The main thing is that singularity where all the points converge is at a much more convenient location.
@lawrenceyy - for some reason, you have a pile of coincident or very nearly coincident points in the long ‘side’ surfaces, where they start to bend in (in plan). I’d clean that up.
I’ve been using matchsrf more recently, but I am not exactly sure what it does to the surface. Does it just bend the surface edge so that it matches the target edge while coercing it for tangency and continuity? If my surface is four-sided, are the other three edges safe during this operation?
What exactly does insertknot do for us in this situation? Insertknot looks a lot like rebuild to me.
Hi Lawrence -[quote=“lawrenceyy, post:12, topic:32523”]
If my surface is four-sided, are the other three edges safe during this operation?
[/quote]
No - That is, the opposite edge is safe, depending on the ‘Preserve other end’ setting in the dialog but not the side edges.[quote=“lawrenceyy, post:12, topic:32523”]
What exactly does insertknot do for us in this situation? Insertknot looks a lot like rebuild to me.
[/quote]
It is not really like Rebuild. Inserting knots increases the complexity of a surface or curve- it does not change the 3d shape of the object at all. Rebuild, except in some special cases (like planes) always changes the shape of the object, either a little or a lot. Rebuild results in a uniform object (knot spacing) and InsertKnot rarely does, quite, but with Automatic it does if the input is uniform - Automatic splits every existing span evenly into two. I did not want to change the shape or the structure in the radial direction at all except by MatchSrf, but I needed enough points to be able to match to the target edge reasonably closely, so InsertKnot.
I tried over and over but I can’t seem to get my lofted surface to join and offsetsrf properly. I followed your instructions, and thanks for the explanation on insertknot. Can you screencap your process?
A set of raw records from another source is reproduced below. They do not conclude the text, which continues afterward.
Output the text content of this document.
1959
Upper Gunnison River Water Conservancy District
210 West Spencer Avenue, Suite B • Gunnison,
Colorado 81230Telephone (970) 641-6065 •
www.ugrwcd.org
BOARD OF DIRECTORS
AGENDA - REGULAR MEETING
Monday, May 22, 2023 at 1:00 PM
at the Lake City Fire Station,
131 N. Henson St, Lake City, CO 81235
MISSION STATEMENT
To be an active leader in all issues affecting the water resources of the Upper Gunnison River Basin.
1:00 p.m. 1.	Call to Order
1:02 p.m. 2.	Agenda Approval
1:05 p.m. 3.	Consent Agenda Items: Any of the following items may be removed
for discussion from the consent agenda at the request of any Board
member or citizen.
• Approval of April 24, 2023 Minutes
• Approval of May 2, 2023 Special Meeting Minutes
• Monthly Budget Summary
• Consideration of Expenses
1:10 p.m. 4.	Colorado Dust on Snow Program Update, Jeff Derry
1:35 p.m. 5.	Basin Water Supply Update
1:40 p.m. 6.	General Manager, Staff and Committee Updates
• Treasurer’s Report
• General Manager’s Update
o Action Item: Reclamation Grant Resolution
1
Is there anyway to tell if it will offsetsrf properly before you join and actually test out the command?
Thanks @pascal. I followed your instructions exactly and it worked.
I didn’t realize that you lofted from the flat piece to the middle curve and then back to the flat piece. I first extracted a few isocurves (u shape same as bendy piece) from the old surface and then lofted from the bendy piece to the isocurves and then to the center point. My problems after offsetsrf stemmed from the singularity. I wonder why your singularity did not cause problems but mine did…
Seems kind of strange that you can do similar things to get similar resultant surfaces, but only one process’s surface is actually offsetsrf-able.
I went back yesterday and remodeled the original surface so that it has better curvature. I still have that singularity, but it’s causing me issues when I offsetsrf. I eventually remodeled the problem surfaces (after the offset) and got a closed polysrf, but I’d like to know how I should handle the singularity in the future. Would you ever trim the singularity and try to patch it with another small surface?
I don’t get it. I did matchsrf on every edge, but it would never fix the singularity. Which command did you use to fix the singularity? Zebra seems to pinch at the singularity no matter what for me. Is this a tolerance thing?
I noticed yesterday when I offsetsrf with a tolerance of .001, it would produce a open polysrf, but when the tolerance was .01 it would create a closed surface. Why do some commands not operate on the tolerances set in the options menu?